Once in a young lifetime one should be allowed to have
as much sweetness as one can possibly want and hold. 
                                                                   ~ Judith Olney


  1. CUTEBLOG NAME said,

    Wednesday, November 7, 2007 at 12:12 pm

    What about the prices? A “Banana Flip” or “Suzie Q” for 12 cents, a double popcicle for 6 cents, which was ALWAYS broken down the middle though not always shared.(I hated when they did’nt break right.) Can you imagine not even rounding to the nearest nickle let alone quarter or dollar. I remember while staying at a friends’ house his mother actually GAVE us money to go down and get a pop. When I had it I could’nt believe it, my own bottle of pop(16 ouncer no less) And the best part was that when we finished drinking it,(The last quarter of it being flat and in retrospect sickeningly sweet due to nursing it) we got to walk back down for the 2 cent deposit. I think the deposit rule only multiplied the chaos at the candy counter due to the nearness of Bronx Field. You always had your non-ball playing kids there,waiting in the wings to snatch up a bottle. There were definite rules and learned skills. I think Jane Goodall could have concealed a camera crew in the woods and done a special on it.(continued)

  2. CUTEBLOG NAME said,

    Wednesday, November 7, 2007 at 12:26 pm

    You learned that you could’nt just ask anybody “You want your bottle?” Usually just the “older” kids.

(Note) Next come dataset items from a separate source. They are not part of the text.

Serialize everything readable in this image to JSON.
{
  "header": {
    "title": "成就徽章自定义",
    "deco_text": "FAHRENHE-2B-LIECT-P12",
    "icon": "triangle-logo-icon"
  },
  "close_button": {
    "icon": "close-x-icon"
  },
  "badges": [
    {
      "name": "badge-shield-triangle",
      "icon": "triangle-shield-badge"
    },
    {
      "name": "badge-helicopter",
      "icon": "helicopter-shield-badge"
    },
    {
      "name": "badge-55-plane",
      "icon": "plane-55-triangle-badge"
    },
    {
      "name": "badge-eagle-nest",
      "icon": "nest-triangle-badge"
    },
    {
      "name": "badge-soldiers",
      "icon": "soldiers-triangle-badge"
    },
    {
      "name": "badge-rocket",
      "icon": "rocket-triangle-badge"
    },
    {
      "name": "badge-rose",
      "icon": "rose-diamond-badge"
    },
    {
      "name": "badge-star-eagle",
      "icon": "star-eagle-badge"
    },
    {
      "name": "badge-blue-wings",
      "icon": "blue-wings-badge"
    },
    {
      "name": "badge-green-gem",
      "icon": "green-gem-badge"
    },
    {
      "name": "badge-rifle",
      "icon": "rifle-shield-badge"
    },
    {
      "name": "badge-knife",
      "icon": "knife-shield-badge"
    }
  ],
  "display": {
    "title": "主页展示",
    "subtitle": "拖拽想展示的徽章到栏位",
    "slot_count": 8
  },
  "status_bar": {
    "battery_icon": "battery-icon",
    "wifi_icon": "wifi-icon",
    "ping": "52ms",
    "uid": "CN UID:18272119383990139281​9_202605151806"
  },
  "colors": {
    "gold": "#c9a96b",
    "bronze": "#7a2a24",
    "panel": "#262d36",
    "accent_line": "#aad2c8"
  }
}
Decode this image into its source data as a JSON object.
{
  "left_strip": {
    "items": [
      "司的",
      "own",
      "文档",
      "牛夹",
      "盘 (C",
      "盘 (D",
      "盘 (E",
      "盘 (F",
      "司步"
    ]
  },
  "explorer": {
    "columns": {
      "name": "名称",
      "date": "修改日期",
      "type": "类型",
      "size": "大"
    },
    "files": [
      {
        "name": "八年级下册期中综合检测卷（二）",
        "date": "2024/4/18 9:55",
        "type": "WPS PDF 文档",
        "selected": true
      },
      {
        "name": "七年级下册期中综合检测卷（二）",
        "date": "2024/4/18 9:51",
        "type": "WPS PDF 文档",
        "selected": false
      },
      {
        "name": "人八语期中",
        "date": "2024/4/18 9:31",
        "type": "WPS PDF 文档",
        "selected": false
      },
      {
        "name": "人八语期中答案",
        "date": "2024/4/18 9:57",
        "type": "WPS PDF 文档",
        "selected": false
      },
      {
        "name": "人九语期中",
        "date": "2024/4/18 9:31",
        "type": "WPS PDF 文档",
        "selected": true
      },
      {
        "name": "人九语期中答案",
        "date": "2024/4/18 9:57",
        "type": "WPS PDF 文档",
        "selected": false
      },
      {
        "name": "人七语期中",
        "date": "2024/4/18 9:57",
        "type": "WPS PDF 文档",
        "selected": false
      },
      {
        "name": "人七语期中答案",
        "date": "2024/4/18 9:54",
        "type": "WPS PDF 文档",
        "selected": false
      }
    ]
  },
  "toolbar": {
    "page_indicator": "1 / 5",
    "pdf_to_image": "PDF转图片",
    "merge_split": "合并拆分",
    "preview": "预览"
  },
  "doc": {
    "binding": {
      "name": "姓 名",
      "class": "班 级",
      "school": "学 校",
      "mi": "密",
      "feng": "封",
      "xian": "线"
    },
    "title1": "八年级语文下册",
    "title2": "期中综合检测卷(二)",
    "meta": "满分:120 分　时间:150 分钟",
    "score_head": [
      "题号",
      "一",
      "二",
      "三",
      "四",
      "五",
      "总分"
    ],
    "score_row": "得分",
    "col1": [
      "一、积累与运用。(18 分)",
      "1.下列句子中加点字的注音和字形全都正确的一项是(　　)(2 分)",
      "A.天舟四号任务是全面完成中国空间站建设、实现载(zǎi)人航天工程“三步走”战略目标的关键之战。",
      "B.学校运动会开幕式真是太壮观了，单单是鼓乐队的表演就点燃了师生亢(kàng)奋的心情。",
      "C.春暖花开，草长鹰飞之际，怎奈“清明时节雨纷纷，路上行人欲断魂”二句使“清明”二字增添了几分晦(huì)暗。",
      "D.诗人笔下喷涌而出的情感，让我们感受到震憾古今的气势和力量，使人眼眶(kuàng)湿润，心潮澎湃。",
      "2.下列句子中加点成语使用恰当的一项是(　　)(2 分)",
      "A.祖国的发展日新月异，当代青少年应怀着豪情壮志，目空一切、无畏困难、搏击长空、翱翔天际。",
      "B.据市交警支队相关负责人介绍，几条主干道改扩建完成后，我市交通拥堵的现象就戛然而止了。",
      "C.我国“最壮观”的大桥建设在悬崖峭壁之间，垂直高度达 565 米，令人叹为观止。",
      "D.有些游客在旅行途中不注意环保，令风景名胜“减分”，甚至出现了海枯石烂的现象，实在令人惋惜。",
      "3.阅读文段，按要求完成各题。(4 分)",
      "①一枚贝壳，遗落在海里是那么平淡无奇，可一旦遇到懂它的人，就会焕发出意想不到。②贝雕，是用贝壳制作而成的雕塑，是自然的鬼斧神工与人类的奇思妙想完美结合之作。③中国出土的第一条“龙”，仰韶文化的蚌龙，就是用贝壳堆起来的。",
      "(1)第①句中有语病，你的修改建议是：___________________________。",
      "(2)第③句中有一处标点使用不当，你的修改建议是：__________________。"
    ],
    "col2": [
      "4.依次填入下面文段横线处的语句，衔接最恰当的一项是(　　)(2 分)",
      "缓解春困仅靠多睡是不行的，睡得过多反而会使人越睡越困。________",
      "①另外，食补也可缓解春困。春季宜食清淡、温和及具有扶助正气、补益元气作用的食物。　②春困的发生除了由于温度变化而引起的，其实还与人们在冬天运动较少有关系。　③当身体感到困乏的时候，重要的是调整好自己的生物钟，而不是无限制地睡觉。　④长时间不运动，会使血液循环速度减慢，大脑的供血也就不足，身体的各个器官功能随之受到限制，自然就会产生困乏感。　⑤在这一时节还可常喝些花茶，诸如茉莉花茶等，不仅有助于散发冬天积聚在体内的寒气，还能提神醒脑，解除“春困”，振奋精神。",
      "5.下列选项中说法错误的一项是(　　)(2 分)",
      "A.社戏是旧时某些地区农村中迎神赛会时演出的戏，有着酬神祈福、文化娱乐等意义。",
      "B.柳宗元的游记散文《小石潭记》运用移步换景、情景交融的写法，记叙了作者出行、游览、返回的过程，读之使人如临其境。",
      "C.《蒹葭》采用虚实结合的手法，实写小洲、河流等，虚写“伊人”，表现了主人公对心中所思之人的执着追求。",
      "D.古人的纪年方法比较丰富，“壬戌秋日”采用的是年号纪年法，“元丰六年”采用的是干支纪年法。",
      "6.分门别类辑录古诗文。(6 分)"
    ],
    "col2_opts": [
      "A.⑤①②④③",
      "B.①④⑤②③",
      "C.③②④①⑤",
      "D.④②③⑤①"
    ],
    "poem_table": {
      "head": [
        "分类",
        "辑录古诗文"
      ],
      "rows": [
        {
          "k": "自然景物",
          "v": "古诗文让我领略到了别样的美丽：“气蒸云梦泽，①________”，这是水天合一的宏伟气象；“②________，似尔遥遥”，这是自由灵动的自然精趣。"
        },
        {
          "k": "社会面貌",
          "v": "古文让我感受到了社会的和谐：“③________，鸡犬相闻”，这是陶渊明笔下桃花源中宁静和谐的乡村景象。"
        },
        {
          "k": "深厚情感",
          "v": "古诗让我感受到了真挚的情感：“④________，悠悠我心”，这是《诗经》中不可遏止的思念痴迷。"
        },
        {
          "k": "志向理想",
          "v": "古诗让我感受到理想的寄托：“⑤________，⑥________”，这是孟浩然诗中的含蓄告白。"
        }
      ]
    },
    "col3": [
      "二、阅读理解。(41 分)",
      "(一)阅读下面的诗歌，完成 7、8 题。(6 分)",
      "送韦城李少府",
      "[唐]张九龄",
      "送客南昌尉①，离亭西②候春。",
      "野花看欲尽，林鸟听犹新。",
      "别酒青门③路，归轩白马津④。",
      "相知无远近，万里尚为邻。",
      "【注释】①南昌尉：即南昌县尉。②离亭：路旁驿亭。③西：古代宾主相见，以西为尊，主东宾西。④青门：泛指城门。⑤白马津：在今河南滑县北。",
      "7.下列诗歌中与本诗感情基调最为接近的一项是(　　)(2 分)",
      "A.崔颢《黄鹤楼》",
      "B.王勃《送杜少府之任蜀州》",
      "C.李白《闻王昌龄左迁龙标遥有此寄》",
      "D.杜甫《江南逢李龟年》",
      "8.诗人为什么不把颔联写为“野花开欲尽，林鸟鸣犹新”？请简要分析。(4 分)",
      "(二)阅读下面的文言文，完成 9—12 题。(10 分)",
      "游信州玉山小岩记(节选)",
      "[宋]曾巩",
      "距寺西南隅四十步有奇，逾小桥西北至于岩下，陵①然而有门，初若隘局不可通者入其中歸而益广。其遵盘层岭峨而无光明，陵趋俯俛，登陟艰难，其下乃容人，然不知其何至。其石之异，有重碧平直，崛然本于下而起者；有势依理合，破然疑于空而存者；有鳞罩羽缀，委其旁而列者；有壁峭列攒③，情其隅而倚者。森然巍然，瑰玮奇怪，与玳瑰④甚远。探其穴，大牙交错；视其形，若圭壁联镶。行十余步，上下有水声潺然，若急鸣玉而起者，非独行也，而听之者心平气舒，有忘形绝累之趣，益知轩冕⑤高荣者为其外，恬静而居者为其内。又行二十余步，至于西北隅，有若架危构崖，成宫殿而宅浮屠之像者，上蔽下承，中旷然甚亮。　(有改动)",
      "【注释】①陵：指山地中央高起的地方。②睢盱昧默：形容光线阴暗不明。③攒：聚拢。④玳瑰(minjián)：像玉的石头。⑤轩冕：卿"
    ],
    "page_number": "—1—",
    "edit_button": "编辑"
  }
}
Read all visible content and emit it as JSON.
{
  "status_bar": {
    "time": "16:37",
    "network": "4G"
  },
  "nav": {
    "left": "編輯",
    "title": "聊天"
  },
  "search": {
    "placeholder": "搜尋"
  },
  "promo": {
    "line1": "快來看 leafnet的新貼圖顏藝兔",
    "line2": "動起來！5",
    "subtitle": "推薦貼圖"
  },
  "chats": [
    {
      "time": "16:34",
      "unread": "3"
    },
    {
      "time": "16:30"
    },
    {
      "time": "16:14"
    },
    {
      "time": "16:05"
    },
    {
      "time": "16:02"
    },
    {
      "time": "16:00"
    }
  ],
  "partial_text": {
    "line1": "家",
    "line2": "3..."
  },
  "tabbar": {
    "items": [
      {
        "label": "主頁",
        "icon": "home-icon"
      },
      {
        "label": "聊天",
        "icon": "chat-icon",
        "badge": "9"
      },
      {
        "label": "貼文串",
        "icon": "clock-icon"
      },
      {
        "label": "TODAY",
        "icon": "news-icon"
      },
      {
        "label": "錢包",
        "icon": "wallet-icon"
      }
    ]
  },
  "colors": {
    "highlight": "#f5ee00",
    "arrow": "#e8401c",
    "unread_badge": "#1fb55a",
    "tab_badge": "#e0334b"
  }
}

You had your novices who would run down with one bottle for penny candy whenever they scored, but then there were the professionals who hoarded there take, stashing them under the bleachers or in the weeds till they amassed enough to buy whatever it was they wanted. Usually another pop thereby adding to their wealth.(Ingenius) I remember the first time I was asked while “on deck” “Want your bottle” I waved dismissively and said (Against all instinct) “Go head” (cont)

  3. CUTEBLOG NAME said,

    Wednesday, November 7, 2007 at 12:28 pm

    I guess it was that he considered me one of the “older kids” that broke me. Just another odd rite of passage

  4. WritingbyEar said,

    Wednesday, November 7, 2007 at 3:26 pm

    Thank you! I was younger and unaware of the many other facets of Lindow’s. I did shorten this entry a bit before posting — my first draft had all about buying popsicles & freeze pops and breaking the popsicles in half against the corner of the building (and what a bummer it was when they broke and you either got 2 stick halves or 2 top halves and it ruined the popsicle experience) and all about the Hostess/Lucky Cake phenomenon! (I used to like to let the freeze pops melt and then drink the juice (? god knows why — I think it was just fun to squeeze it out through that plastic sleeve.)